Le juge des référés du Conseil d'État a rejeté ce mercredi la demande de la Ligue des droits de l'Homme (LDH) de suspendre l'état d'urgence. En vigueur depuis les attentats du 13 novembre dernier, sa prolongation est envisagée par le gouvernement pour trois mois supplémentaires.

Le Conseil d'État a annoncé ce mercredi 27 janvier son refus de suspendre l'état d'urgence, instauré en France depuis les attentats du 13 novembre. C'est à l'initiative de la Ligue des droits de l'Homme (LDH) que cette demande avait été étudiée, un sujet sensible puisque le gouvernement envisage de prolonger cette mesure pour 3 trois supplémentaires

Lors de l'audience du mardi 26 janvier, la LDH a demandé à la plus haute juridiction administrative de "suspendre tout ou une partie de ce régime" et, à défaut "d'enjoindre le président de la République de procéder à un réexamen des circonstances de fait et de droit" qui ont conduit à sa mise en oeuvre. Dans la décision rendue ce mercredi, le juge des référés a estimé que "le péril imminent justifiant l'état d'urgence n'a pas disparu compte tenu du maintien de la menace terroriste et du risque d'attentats".
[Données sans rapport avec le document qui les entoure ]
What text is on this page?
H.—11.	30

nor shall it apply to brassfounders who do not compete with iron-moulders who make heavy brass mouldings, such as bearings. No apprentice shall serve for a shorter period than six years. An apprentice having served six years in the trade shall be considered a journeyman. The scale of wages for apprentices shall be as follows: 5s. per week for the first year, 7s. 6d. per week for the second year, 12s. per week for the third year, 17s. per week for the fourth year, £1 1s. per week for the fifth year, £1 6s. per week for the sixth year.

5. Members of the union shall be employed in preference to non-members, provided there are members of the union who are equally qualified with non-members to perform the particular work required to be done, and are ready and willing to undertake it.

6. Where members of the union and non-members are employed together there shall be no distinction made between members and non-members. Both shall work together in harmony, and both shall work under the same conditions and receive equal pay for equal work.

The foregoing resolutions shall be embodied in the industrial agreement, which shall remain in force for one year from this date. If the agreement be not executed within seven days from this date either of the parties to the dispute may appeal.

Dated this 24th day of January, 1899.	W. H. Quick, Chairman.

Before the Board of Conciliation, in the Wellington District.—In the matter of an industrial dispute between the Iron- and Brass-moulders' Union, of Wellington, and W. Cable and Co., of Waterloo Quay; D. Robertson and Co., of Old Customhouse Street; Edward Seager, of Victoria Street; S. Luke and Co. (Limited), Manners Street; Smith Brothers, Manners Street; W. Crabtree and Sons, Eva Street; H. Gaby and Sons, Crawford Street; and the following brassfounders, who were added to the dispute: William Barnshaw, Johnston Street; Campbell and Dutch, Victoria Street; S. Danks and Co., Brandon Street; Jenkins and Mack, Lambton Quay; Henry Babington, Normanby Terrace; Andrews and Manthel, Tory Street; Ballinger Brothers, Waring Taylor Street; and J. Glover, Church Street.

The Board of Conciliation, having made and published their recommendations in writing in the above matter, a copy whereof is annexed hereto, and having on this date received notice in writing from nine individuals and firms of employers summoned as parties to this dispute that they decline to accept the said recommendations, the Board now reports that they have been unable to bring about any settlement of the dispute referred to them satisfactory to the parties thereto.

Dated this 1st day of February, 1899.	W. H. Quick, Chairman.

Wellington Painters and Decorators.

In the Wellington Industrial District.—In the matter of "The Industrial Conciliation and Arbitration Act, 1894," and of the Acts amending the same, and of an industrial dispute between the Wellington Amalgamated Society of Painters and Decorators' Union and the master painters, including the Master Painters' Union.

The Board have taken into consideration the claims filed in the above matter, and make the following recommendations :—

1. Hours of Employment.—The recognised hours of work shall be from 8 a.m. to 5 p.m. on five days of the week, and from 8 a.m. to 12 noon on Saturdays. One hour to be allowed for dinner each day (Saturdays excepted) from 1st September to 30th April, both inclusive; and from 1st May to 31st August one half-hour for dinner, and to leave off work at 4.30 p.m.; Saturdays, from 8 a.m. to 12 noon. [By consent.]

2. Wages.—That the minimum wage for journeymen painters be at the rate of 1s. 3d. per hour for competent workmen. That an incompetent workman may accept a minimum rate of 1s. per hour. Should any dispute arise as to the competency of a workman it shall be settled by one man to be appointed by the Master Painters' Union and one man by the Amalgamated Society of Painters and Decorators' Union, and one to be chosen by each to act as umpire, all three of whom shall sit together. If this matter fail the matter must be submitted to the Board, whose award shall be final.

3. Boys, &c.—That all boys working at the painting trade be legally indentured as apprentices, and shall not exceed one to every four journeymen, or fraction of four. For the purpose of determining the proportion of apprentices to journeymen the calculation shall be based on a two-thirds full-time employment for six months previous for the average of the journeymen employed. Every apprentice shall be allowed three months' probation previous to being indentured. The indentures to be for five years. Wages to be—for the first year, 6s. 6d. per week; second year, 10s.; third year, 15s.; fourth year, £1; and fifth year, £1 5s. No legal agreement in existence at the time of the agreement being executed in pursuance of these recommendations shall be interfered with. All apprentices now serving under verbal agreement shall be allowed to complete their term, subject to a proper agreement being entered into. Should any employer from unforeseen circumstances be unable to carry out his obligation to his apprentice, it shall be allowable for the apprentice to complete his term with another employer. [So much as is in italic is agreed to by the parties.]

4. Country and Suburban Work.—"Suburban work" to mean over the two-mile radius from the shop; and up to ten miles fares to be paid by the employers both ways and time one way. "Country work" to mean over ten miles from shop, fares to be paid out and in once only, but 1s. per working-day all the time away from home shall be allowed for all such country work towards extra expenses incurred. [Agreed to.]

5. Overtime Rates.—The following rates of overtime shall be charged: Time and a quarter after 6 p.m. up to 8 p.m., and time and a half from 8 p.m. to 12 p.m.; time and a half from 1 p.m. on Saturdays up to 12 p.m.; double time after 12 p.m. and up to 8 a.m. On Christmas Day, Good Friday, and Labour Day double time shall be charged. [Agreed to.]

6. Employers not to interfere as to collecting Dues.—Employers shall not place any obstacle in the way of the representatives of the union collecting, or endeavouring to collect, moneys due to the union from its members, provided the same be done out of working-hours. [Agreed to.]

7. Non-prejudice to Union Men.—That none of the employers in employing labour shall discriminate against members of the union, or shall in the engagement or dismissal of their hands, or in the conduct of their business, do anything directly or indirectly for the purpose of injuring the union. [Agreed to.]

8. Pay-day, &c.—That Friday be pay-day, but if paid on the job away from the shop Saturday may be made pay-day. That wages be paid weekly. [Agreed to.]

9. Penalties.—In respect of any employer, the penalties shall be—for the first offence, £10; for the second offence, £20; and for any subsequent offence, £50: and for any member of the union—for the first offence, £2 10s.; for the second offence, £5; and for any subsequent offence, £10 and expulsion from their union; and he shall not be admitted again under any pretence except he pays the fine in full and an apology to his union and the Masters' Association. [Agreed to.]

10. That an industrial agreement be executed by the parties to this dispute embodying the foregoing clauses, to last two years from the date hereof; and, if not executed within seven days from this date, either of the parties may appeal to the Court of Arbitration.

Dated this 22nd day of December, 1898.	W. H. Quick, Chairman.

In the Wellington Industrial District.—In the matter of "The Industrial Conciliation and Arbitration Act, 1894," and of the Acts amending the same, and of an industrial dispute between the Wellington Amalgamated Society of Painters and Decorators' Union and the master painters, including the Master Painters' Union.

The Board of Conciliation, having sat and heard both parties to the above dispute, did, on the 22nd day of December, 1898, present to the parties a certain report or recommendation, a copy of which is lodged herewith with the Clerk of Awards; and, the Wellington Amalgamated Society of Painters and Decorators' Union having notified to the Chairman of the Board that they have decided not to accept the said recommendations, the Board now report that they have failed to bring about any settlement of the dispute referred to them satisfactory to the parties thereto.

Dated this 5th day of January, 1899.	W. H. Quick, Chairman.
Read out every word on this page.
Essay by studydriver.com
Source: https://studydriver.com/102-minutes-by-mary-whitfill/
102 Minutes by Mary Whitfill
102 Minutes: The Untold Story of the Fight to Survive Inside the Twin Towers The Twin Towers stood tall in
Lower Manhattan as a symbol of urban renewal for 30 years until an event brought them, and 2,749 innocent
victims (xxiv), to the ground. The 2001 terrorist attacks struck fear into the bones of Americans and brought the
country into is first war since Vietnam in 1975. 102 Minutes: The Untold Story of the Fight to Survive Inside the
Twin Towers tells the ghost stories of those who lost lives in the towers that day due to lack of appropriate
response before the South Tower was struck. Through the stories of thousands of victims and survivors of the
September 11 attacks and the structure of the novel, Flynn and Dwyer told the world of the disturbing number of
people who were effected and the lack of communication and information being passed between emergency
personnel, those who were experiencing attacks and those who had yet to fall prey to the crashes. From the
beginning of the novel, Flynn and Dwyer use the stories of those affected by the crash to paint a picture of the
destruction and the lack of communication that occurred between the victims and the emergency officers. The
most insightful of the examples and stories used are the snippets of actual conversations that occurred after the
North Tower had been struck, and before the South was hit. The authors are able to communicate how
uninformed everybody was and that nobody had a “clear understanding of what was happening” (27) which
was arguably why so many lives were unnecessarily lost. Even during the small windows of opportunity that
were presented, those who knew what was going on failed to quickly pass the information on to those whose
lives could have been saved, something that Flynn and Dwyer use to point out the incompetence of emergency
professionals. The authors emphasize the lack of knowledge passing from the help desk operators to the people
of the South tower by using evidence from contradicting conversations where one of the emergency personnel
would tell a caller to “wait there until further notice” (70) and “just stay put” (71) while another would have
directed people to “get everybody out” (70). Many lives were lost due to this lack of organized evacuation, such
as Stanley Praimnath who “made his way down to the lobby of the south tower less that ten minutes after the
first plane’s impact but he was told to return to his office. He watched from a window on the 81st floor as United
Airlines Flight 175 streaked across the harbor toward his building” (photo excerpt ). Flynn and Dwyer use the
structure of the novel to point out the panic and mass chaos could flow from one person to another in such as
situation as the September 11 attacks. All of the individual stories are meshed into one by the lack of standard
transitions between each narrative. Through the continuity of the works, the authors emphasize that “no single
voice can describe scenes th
Pour le ministre de l'Intérieur, Bernard Cazeneuve, l'état d'urgence doit demeurer "exceptionnel" mais il est toujours "nécessaire", a t-il déclaré dimanche dernier. Depuis sa mise en place après les attentats du 13 novembre à Paris, cette mesure a permis de procéder à plus de 400 assignations à résidence et plus de 3.000 perquisitions.

Aucun(e)

Cette décision du Conseil d'État est rendue alors qu'un projet de loi visant à prolonger l'état d'urgence va être débattu et voté le 9 février prochain au Sénat, puis le 16 à l'Assemblée nationale.

Mis en place le soir des attentats de Paris, l'état d'urgence a été prolongé à une écrasante majorité par le Parlement le 26 novembre dernier, actant son échéance au 26 février prochain. Les discussions autour d'une seconde prolongation sont plus controversées puisque des partis de gauche et des associations de défense des droits de l'Homme craignent un risque de pérennisation de ce régime d'exception. Lundi dernier, le Conseil de l'Europe évoquait quant à lui des "risques" de dérive.